Having just looked at
ASCII strings to Unicode in C++[
^], here's my preferred solution to this part of the never-ending story of
string
conversion:
#include <locale>
#include <string>
std::wstring widen(const std::string& str)
{
std::wstring wstr(str.size(), 0);
#if _MSC_VER >= 1400 // use Microsofts Safe libraries if possible (>=VS2005)
std::use_facet<std::ctype<wchar_t> >(std::locale())._Widen_s
(&str[0], &str[0]+str.size(), &wstr[0], wstr.size());
#else
std::use_facet<std::ctype<wchar_t> >(std::locale()).widen
(&str[0], &str[0]+str.size(), &wstr[0]);
#endif
return wstr;
}
std::string narrow(const std::wstring& wstr, char rep = '_')
{
std::string str(wstr.size(), 0);
#if _MSC_VER >= 1400
std::use_facet<std::ctype<wchar_t> >(std::locale())._Narrow_s
(&wstr[0], &wstr[0]+wstr.size(), rep, &str[0], str.size());
#else
std::use_facet<std::ctype<wchar_t> >(std::locale()).narrow
(&wstr[0], &wstr[0]+wstr.size(), rep, &str[0]);
#endif
return str;
}
Yes, it does look nasty - but it is the way to go in pure C++. Funny enough, I never found any good and comprehensive documentation on C++ locales, most books tend to leave the topic unharmed.

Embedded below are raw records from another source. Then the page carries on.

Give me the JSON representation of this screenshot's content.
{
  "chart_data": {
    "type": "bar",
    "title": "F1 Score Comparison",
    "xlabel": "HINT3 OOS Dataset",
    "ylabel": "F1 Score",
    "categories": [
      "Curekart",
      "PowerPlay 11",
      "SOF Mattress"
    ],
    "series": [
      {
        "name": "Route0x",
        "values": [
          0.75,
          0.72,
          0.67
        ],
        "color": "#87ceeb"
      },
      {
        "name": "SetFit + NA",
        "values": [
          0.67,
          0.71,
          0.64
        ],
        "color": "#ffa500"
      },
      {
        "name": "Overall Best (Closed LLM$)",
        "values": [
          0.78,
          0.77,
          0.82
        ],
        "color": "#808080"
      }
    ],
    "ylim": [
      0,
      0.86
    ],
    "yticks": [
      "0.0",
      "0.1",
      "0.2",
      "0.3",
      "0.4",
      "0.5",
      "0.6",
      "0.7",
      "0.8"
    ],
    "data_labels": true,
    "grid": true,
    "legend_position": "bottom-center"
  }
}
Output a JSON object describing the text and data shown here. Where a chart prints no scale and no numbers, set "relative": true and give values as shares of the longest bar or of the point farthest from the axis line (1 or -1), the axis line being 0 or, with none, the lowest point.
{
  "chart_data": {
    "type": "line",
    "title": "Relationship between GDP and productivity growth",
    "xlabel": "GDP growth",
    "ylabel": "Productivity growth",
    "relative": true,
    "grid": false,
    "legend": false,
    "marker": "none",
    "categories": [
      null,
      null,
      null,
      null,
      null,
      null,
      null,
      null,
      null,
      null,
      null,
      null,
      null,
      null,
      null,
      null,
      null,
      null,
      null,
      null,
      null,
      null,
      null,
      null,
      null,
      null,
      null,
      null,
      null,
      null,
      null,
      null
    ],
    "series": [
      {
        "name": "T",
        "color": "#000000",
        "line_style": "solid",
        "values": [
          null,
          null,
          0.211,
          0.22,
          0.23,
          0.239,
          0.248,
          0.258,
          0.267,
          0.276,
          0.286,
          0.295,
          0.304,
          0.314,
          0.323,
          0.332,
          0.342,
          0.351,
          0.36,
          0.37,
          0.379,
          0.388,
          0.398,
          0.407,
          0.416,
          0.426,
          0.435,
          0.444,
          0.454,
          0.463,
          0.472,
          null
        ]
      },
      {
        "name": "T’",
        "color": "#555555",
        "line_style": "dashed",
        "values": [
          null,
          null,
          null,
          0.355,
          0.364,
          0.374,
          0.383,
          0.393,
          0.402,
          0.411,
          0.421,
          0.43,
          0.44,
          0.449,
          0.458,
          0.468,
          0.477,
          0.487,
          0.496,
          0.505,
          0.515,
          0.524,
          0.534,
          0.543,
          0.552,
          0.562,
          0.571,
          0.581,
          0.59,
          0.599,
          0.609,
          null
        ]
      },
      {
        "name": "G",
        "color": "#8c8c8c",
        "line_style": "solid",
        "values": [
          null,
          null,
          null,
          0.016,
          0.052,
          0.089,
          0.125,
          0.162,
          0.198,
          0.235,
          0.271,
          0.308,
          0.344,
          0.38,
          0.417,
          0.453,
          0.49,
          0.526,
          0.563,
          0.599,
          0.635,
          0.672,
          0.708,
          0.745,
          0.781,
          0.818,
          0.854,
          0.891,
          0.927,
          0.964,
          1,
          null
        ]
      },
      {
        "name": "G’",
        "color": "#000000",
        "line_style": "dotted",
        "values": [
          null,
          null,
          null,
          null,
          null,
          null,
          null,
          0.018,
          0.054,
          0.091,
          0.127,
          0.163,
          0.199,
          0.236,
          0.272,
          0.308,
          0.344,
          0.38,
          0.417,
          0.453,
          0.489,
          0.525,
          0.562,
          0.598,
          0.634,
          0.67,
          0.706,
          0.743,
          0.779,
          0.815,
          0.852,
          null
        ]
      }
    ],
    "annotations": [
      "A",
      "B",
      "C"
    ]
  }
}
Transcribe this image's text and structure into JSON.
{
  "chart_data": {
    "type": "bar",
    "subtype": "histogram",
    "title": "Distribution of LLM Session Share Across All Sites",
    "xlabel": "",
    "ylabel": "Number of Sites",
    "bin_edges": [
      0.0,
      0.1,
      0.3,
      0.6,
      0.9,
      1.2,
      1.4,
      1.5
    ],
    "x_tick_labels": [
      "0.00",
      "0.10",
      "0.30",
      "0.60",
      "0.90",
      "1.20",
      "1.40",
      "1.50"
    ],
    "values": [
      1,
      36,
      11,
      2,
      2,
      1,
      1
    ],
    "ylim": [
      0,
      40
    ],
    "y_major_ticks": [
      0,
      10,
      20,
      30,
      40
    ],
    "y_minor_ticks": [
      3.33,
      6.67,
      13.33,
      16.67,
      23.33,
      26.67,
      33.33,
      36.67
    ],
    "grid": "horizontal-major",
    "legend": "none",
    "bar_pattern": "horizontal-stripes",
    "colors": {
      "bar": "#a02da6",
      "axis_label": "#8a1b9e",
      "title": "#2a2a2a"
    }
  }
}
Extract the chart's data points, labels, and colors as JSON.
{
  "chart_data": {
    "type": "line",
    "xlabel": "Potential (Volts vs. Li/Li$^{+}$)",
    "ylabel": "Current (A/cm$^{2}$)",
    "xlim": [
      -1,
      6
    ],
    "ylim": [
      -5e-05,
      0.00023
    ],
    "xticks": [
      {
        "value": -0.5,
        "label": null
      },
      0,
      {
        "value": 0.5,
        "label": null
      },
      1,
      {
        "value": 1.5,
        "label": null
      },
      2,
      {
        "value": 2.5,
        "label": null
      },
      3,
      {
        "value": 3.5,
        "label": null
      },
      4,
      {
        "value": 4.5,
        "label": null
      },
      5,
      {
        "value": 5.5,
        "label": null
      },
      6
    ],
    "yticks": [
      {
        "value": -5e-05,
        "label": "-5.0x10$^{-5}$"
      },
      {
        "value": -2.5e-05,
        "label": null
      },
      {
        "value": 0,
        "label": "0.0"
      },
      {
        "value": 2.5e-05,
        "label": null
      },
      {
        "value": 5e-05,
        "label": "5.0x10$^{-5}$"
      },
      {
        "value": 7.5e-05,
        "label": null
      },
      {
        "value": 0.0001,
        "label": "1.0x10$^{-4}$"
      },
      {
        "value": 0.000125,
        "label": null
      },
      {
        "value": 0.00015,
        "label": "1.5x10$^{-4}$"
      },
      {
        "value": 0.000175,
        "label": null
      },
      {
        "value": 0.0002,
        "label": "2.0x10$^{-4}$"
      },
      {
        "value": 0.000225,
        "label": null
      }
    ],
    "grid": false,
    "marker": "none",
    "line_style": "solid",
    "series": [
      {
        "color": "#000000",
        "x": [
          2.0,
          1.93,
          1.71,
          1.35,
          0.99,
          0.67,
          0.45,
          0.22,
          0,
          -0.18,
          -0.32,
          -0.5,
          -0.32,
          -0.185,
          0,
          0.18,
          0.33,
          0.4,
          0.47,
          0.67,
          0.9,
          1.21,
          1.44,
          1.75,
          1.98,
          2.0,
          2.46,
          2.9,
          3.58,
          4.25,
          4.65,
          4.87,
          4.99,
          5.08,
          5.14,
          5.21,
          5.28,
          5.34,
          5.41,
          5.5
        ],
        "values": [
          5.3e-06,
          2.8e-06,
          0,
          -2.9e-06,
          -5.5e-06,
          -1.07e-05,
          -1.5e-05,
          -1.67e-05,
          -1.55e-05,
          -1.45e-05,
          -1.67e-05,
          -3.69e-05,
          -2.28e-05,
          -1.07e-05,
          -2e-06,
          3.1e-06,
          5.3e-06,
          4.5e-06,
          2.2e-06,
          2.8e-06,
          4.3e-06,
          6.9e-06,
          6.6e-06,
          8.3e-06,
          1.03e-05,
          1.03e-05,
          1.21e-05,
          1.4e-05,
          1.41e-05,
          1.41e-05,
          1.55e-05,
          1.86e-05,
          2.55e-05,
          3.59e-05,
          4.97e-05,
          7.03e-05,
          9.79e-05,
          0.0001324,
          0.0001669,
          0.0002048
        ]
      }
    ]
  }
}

By using the standard constructor of
std::locale
in the functions, the "C" locale defines the codepage for the conversion. The current codepage can be applied by calling
std::locale::global(std::locale(""));
before any call to
narrow(...)
or
widen(...)
.
One possible problem with this code is the use of multi-byte character sets. The predefined size of the function output strings expects a 1:1 relationship in
size()
between the
string
formats.